Che Egle voglia raggirare il dottore, essendo d’accordo con le due donne, è informazione che dobbiamo al punto di vista di Marilù, l’altra aiutante del dottore, la quale dapprima, come Egle, gli spiega che le voci da cui è posseduto sono le voci del suo destino (gli fa “sempre delle profezie favorevoli” p. 127), ma poi cambia idea: “Per giunta la cartomante Marilù aveva cambiato la sua interpretazione dei fatti, e secondo lei le carte dicevano che non era quella la donna giusta del destino” (p. 131). Egle lo scarica, Marilù lo mette in guardia dai raggiri di Egle, ma presto diventa anch’ella inattendibile (“Del resto neanche lei somigliava per niente a una Sibilla…” (p. 134)). Intanto, però, Egle e Marilù cooperano alla ricerca del dottore su due piani del racconto distinti, il piano delle apparenze e quello di una realtà più profonda, oggetto dell’inchiesta del dottore. Entro questo duplice piano del racconto, esse sono soggette ad una radicale e speculare trasformazione. Si tratta infatti di due false aiutanti, in quanto entrambe, in maniera differente, ingannano il dottore: Egle, indirizzandolo verso le donne truffatrici, l’altra, Marilù, cercando di impedire il compiersi della sua inchiesta; e tuttavia esse si rivelano anche delle vere aiutanti poiché l’una, Egle, l’ingannatrice, aiuta davvero il dottore nel rinvenimento delle donne da cui apprenderà ciò che cerca, mentre Marilù, la rivelatrice del piano ingannevole di Egle, continua a rivendicare un orizzonte di senso che non va oltre il piano delle apparenze, nel quale Egle e le due donne sono e rimangono delle truffatrici.

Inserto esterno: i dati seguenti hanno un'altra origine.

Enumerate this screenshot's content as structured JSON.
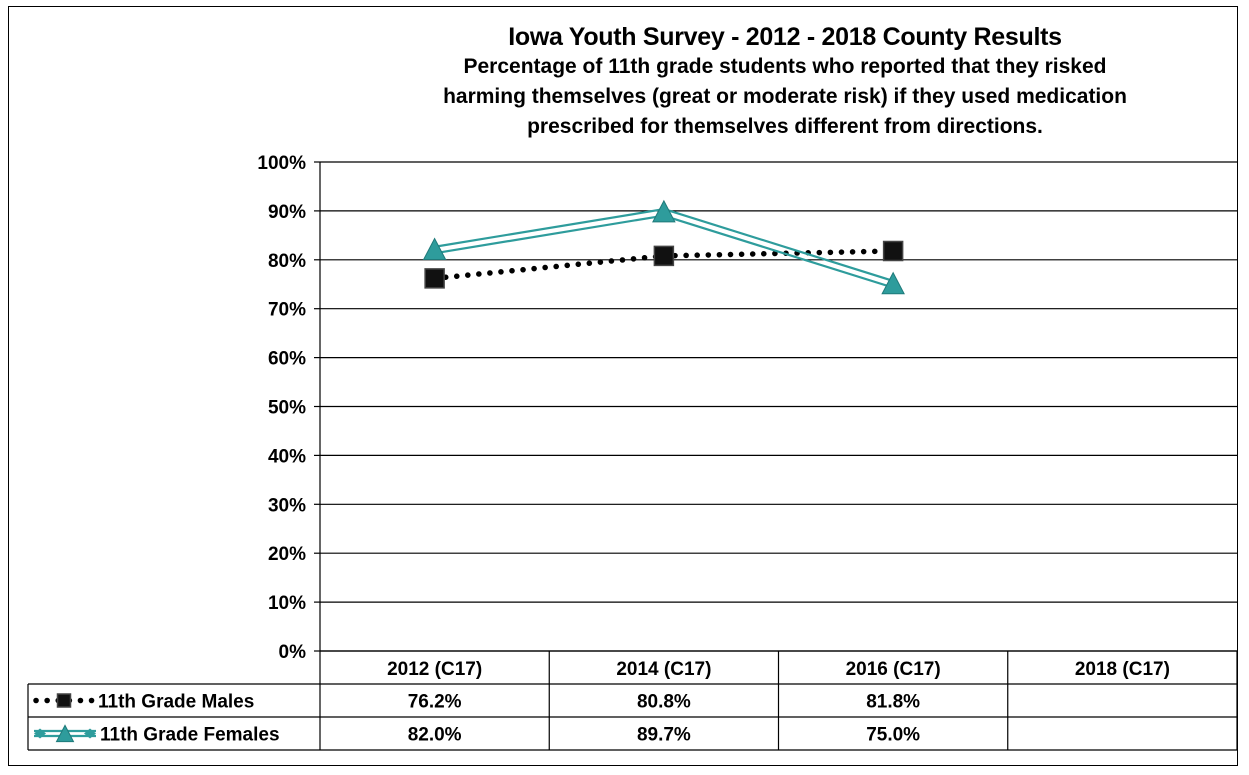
{
  "chart_data": {
    "type": "line",
    "title": "Iowa Youth Survey - 2012 - 2018 County Results",
    "subtitle_lines": [
      "Percentage of 11th grade students who reported that they risked",
      "harming themselves (great or moderate risk) if they used medication",
      "prescribed for themselves different from directions."
    ],
    "categories": [
      "2012 (C17)",
      "2014 (C17)",
      "2016 (C17)",
      "2018 (C17)"
    ],
    "y_ticks": [
      "0%",
      "10%",
      "20%",
      "30%",
      "40%",
      "50%",
      "60%",
      "70%",
      "80%",
      "90%",
      "100%"
    ],
    "ylim": [
      0,
      100
    ],
    "grid": true,
    "legend_placement": "data-table-below",
    "series": [
      {
        "name": "11th Grade Males",
        "values": [
          76.2,
          80.8,
          81.8,
          null
        ],
        "labels": [
          "76.2%",
          "80.8%",
          "81.8%",
          ""
        ],
        "color": "#000000",
        "line_style": "dotted",
        "marker": "square"
      },
      {
        "name": "11th Grade Females",
        "values": [
          82.0,
          89.7,
          75.0,
          null
        ],
        "labels": [
          "82.0%",
          "89.7%",
          "75.0%",
          ""
        ],
        "color": "#2E9C9C",
        "line_style": "double",
        "marker": "triangle"
      }
    ]
  }
}
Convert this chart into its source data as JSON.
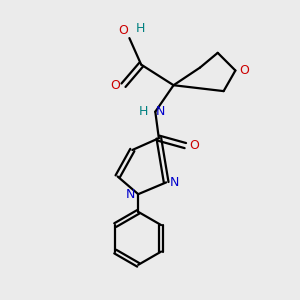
{
  "bg_color": "#ebebeb",
  "bond_color": "#000000",
  "bond_width": 1.6,
  "atoms": {
    "N_blue": "#0000cc",
    "O_red": "#cc0000",
    "teal": "#008080",
    "black": "#000000"
  },
  "figsize": [
    3.0,
    3.0
  ],
  "dpi": 100,
  "xlim": [
    0,
    10
  ],
  "ylim": [
    0,
    10
  ]
}
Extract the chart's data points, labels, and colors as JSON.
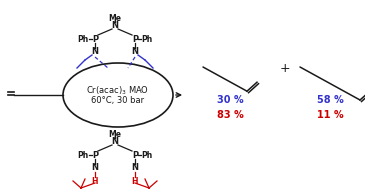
{
  "fig_width": 3.65,
  "fig_height": 1.89,
  "dpi": 100,
  "bg_color": "#ffffff",
  "black_color": "#1a1a1a",
  "blue_color": "#3333cc",
  "red_color": "#cc0000",
  "pct_1_blue": "30 %",
  "pct_1_red": "83 %",
  "pct_2_blue": "58 %",
  "pct_2_red": "11 %"
}
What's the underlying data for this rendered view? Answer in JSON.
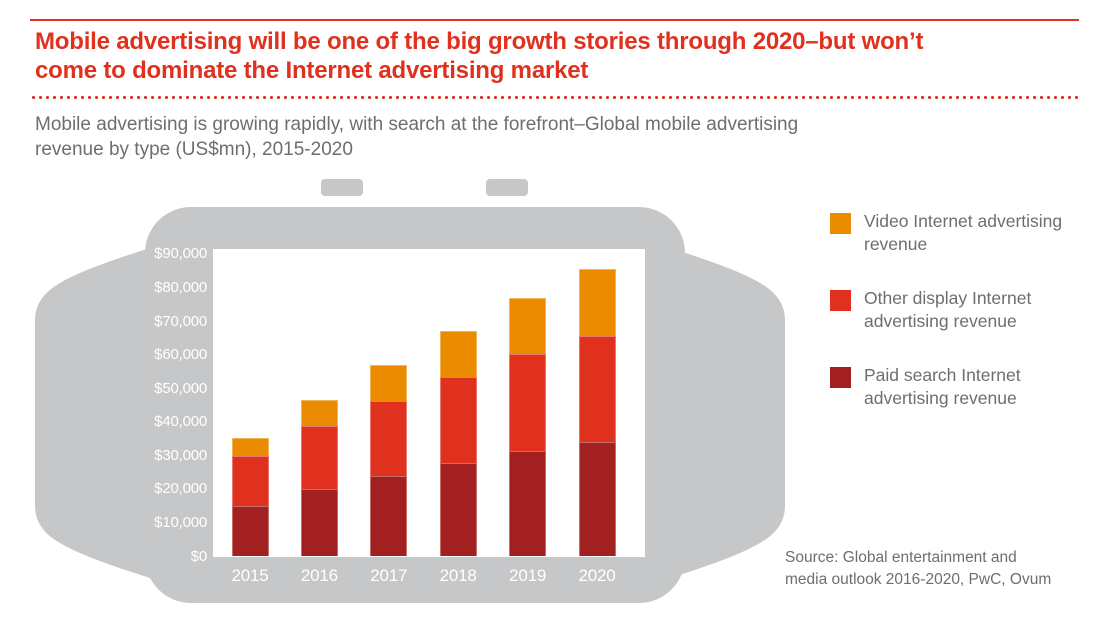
{
  "header": {
    "title_line1": "Mobile advertising will be one of the big growth stories through 2020–but won’t",
    "title_line2": "come to dominate the Internet advertising market",
    "subtitle_line1": "Mobile advertising is growing rapidly, with search at the forefront–Global mobile advertising",
    "subtitle_line2": "revenue by type (US$mn), 2015-2020"
  },
  "chart_data": {
    "type": "bar",
    "stacked": true,
    "title": "Global mobile advertising revenue by type (US$mn), 2015-2020",
    "units": "US$mn",
    "categories": [
      "2015",
      "2016",
      "2017",
      "2018",
      "2019",
      "2020"
    ],
    "series": [
      {
        "key": "paid-search",
        "name": "Paid search Internet advertising revenue",
        "color": "#A32020",
        "values": [
          15000,
          20000,
          23900,
          27800,
          31500,
          34200
        ]
      },
      {
        "key": "other-display",
        "name": "Other display Internet advertising revenue",
        "color": "#E0301E",
        "values": [
          14800,
          18900,
          22400,
          25600,
          28800,
          31500
        ]
      },
      {
        "key": "video",
        "name": "Video Internet advertising revenue",
        "color": "#EB8C00",
        "values": [
          5500,
          7600,
          10900,
          13800,
          16800,
          20000
        ]
      }
    ],
    "ylim": [
      0,
      90000
    ],
    "ytick_values": [
      0,
      10000,
      20000,
      30000,
      40000,
      50000,
      60000,
      70000,
      80000,
      90000
    ],
    "ytick_labels": [
      "$0",
      "$10,000",
      "$20,000",
      "$30,000",
      "$40,000",
      "$50,000",
      "$60,000",
      "$70,000",
      "$80,000",
      "$90,000"
    ],
    "grid": false,
    "legend_position": "right"
  },
  "legend": {
    "items": [
      {
        "label": "Video Internet advertising revenue",
        "color": "#EB8C00"
      },
      {
        "label": "Other display Internet advertising revenue",
        "color": "#E0301E"
      },
      {
        "label": "Paid search Internet advertising revenue",
        "color": "#A32020"
      }
    ]
  },
  "footer": {
    "source_line1": "Source: Global entertainment and",
    "source_line2": "media outlook 2016-2020, PwC, Ovum"
  },
  "colors": {
    "accent_red": "#E0301E",
    "dark_red": "#A32020",
    "orange": "#EB8C00",
    "watch_gray": "#C6C7C8",
    "text_gray": "#6D6E71"
  }
}
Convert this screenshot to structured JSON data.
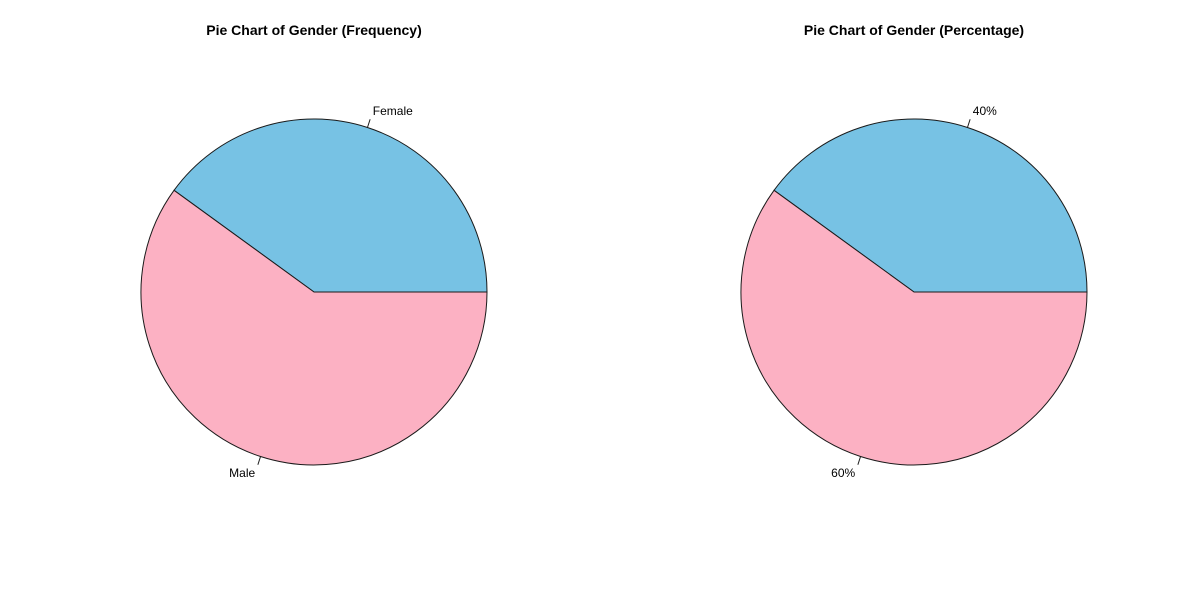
{
  "chart_data": [
    {
      "type": "pie",
      "title": "Pie Chart of Gender (Frequency)",
      "categories": [
        "Female",
        "Male"
      ],
      "values": [
        40,
        60
      ],
      "labels": [
        "Female",
        "Male"
      ],
      "colors": [
        "#77c2e4",
        "#fcb1c3"
      ],
      "start_angle_deg": 0,
      "direction": "counterclockwise"
    },
    {
      "type": "pie",
      "title": "Pie Chart of Gender (Percentage)",
      "categories": [
        "Female",
        "Male"
      ],
      "values": [
        40,
        60
      ],
      "labels": [
        "40%",
        "60%"
      ],
      "colors": [
        "#77c2e4",
        "#fcb1c3"
      ],
      "start_angle_deg": 0,
      "direction": "counterclockwise"
    }
  ]
}
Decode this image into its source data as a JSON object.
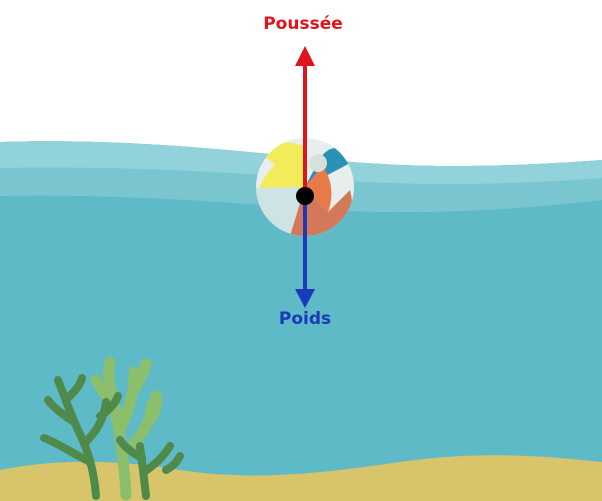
{
  "forces": {
    "up": {
      "label": "Poussée",
      "color": "#e0141c"
    },
    "down": {
      "label": "Poids",
      "color": "#1a3ab8"
    }
  },
  "colors": {
    "water": "#5dbac6",
    "water_light": "#79c6d0",
    "water_lighter": "#92d2da",
    "sand": "#d8c46a",
    "seaweed_dark": "#4f8a4a",
    "seaweed_light": "#8cbf6c",
    "ball_white": "#e8eeee",
    "ball_yellow": "#f2ec5a",
    "ball_orange": "#e87a4a",
    "ball_teal": "#2a93b5",
    "ball_brown": "#d4785c",
    "ball_pale": "#cfe2e4",
    "center_dot": "#000000"
  }
}
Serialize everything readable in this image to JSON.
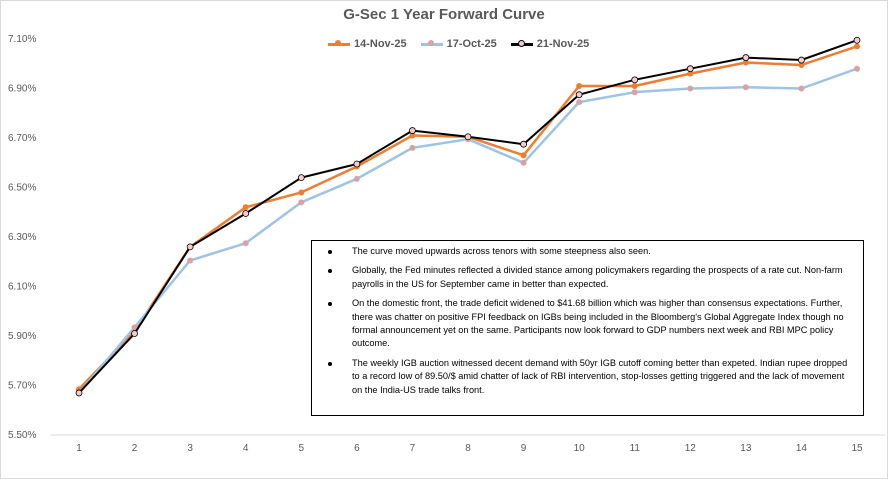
{
  "chart_data": {
    "type": "line",
    "title": "G-Sec 1 Year Forward Curve",
    "xlabel": "",
    "ylabel": "",
    "x": [
      1,
      2,
      3,
      4,
      5,
      6,
      7,
      8,
      9,
      10,
      11,
      12,
      13,
      14,
      15
    ],
    "y_ticks": [
      "5.50%",
      "5.70%",
      "5.90%",
      "6.10%",
      "6.30%",
      "6.50%",
      "6.70%",
      "6.90%",
      "7.10%"
    ],
    "ylim": [
      5.5,
      7.1
    ],
    "grid": false,
    "legend_position": "top",
    "series": [
      {
        "name": "14-Nov-25",
        "color": "#ED7D31",
        "marker_fill": "#ED7D31",
        "values": [
          5.685,
          5.92,
          6.26,
          6.42,
          6.48,
          6.585,
          6.71,
          6.705,
          6.63,
          6.91,
          6.91,
          6.96,
          7.005,
          6.995,
          7.07
        ]
      },
      {
        "name": "17-Oct-25",
        "color": "#9DC3E6",
        "marker_fill": "#D9A3A3",
        "values": [
          5.67,
          5.935,
          6.205,
          6.275,
          6.44,
          6.535,
          6.66,
          6.695,
          6.6,
          6.845,
          6.885,
          6.9,
          6.905,
          6.9,
          6.98
        ]
      },
      {
        "name": "21-Nov-25",
        "color": "#000000",
        "marker_fill": "#F4CCCC",
        "values": [
          5.67,
          5.91,
          6.26,
          6.395,
          6.54,
          6.595,
          6.73,
          6.705,
          6.675,
          6.875,
          6.935,
          6.98,
          7.025,
          7.015,
          7.095
        ]
      }
    ]
  },
  "notes": [
    "The curve moved upwards across tenors with some steepness also seen.",
    "Globally, the Fed minutes reflected a divided stance among policymakers regarding the prospects of a rate cut. Non-farm payrolls in the US for September came in better than expected.",
    "On the domestic front, the trade deficit widened to $41.68 billion which was higher than consensus expectations. Further, there was chatter on positive FPI feedback on IGBs being included in the Bloomberg's Global Aggregate Index though no formal announcement yet on the same. Participants now look forward to GDP numbers next week and RBI MPC policy outcome.",
    "The weekly IGB auction witnessed decent demand with 50yr IGB cutoff coming better than expeted. Indian rupee dropped to a record low of 89.50/$ amid chatter of lack of RBI intervention, stop-losses getting triggered and the lack of movement on the India-US trade talks front."
  ]
}
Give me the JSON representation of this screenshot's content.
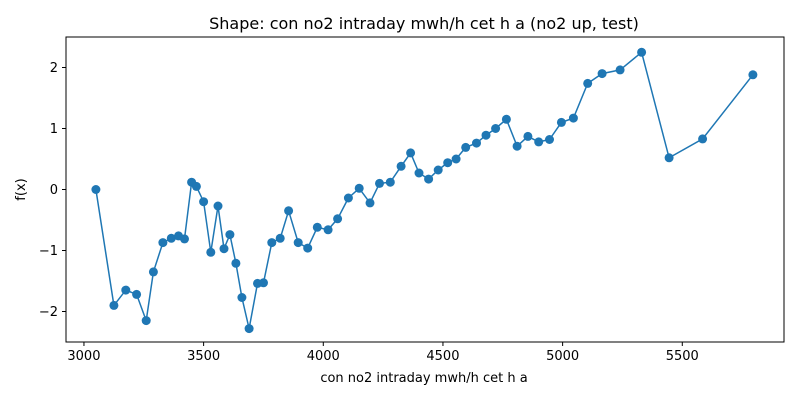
{
  "chart_data": {
    "type": "line",
    "title": "Shape: con no2 intraday mwh/h cet h a (no2 up, test)",
    "xlabel": "con no2 intraday mwh/h cet h a",
    "ylabel": "f(x)",
    "xlim": [
      2925,
      5925
    ],
    "ylim": [
      -2.5,
      2.5
    ],
    "xticks": [
      3000,
      3500,
      4000,
      4500,
      5000,
      5500
    ],
    "yticks": [
      -2,
      -1,
      0,
      1,
      2
    ],
    "ytick_labels": [
      "−2",
      "−1",
      "0",
      "1",
      "2"
    ],
    "grid": false,
    "line_color": "#1f77b4",
    "x": [
      3050,
      3125,
      3175,
      3220,
      3260,
      3290,
      3330,
      3365,
      3395,
      3420,
      3450,
      3470,
      3500,
      3530,
      3560,
      3585,
      3610,
      3635,
      3660,
      3690,
      3725,
      3750,
      3785,
      3820,
      3855,
      3895,
      3935,
      3975,
      4020,
      4060,
      4105,
      4150,
      4195,
      4235,
      4280,
      4325,
      4365,
      4400,
      4440,
      4480,
      4520,
      4555,
      4595,
      4640,
      4680,
      4720,
      4765,
      4810,
      4855,
      4900,
      4945,
      4995,
      5045,
      5105,
      5165,
      5240,
      5330,
      5445,
      5585,
      5795
    ],
    "y": [
      0.0,
      -1.9,
      -1.65,
      -1.72,
      -2.15,
      -1.35,
      -0.87,
      -0.8,
      -0.76,
      -0.81,
      0.12,
      0.05,
      -0.2,
      -1.03,
      -0.27,
      -0.97,
      -0.74,
      -1.21,
      -1.77,
      -2.28,
      -1.54,
      -1.53,
      -0.87,
      -0.8,
      -0.35,
      -0.87,
      -0.96,
      -0.62,
      -0.66,
      -0.48,
      -0.14,
      0.02,
      -0.22,
      0.1,
      0.12,
      0.38,
      0.6,
      0.27,
      0.17,
      0.32,
      0.44,
      0.5,
      0.69,
      0.76,
      0.89,
      1.0,
      1.15,
      0.71,
      0.87,
      0.78,
      0.82,
      1.1,
      1.17,
      1.74,
      1.9,
      1.96,
      2.25,
      0.52,
      0.83,
      1.88
    ]
  }
}
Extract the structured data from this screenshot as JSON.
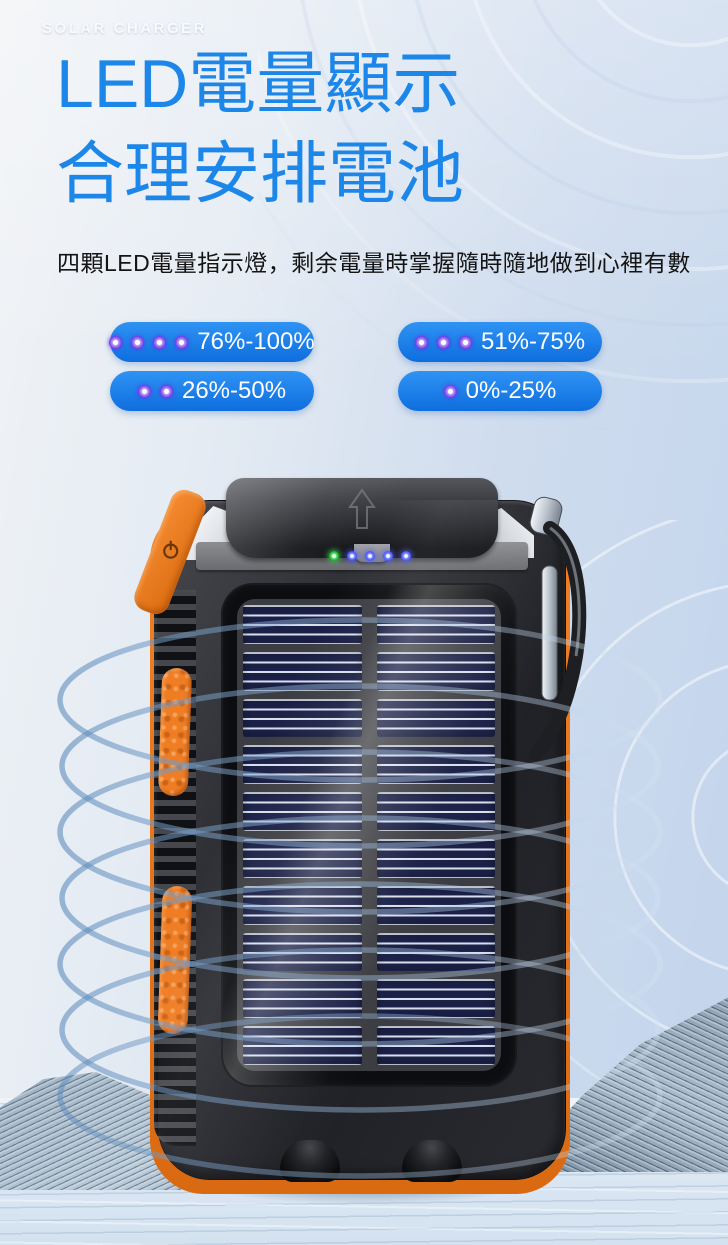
{
  "header": {
    "eyebrow": "SOLAR CHARGER",
    "title_line1": "LED電量顯示",
    "title_line2": "合理安排電池",
    "description": "四顆LED電量指示燈，剩余電量時掌握隨時隨地做到心裡有數"
  },
  "battery": {
    "levels": [
      {
        "label": "76%-100%",
        "dots": 4
      },
      {
        "label": "51%-75%",
        "dots": 3
      },
      {
        "label": "26%-50%",
        "dots": 2
      },
      {
        "label": "0%-25%",
        "dots": 1
      }
    ]
  },
  "product": {
    "indicator_leds": [
      "green",
      "blue",
      "blue",
      "blue",
      "blue"
    ],
    "solar_cells": {
      "columns": 2,
      "rows": 10
    }
  },
  "colors": {
    "headline_blue": "#1d87e9",
    "pill_blue_top": "#2f93f4",
    "pill_blue_bottom": "#0e6ede",
    "led_dot_purple": "#7433e8",
    "accent_orange": "#ef7c23",
    "panel_navy": "#1d2348",
    "ring_blue": "#5c8abc"
  }
}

Nella trasformazione di questi personaggi si possono rinvenire le metamorfosi dell’impensato, da cui nasce la meraviglia, che Celati ha rinvenuto della novella tradizionale (Boccaccio, Bandello, Basile, ecc.). Si consideri bene quanto Celati dice a questo proposito. Non si tratta di stupire gratuitamente il lettore con fatti insoliti, bensì di scoprire all’interno del solito l’insolito, del reale il surreale, all’interno dell’ovvio l’”impensato”:
La novella in sé non mira a sorprendere il lettore con i fatti narrati, ma con le metamorfosi dell’impensato.[2]
Celati cita a questo proposito la novella di Abraham giudeo di Boccaccio, ma questa definizione, “metamorfosi dell’impensato”, si addice assai bene alla novella Notizie ai naviganti. Chi l’avrebbe mai detto, difatti, che una truffatrice, Egle, potesse cambiarsi in un aiutante prezioso, e che Marilù, che non inganna il dottore, in un serio ostacolo alla sua inchiesta?
(continua)
[1] Elogio della novella, Conversazione con Silvana Tamiozzo Godmann, Fondazione Cini, Isola di San Giorgio Maggiore, Venezia, 15 luglio 1999, p. 9.
[2] Elogio della novella, cit., p. 5. A pagina 3 si legga questa definizione della meraviglia:”La sorpresa è come un punto d’eccesso paradossale, un colmo rispetto a tutte le attese, ed ecco la meraviglia”.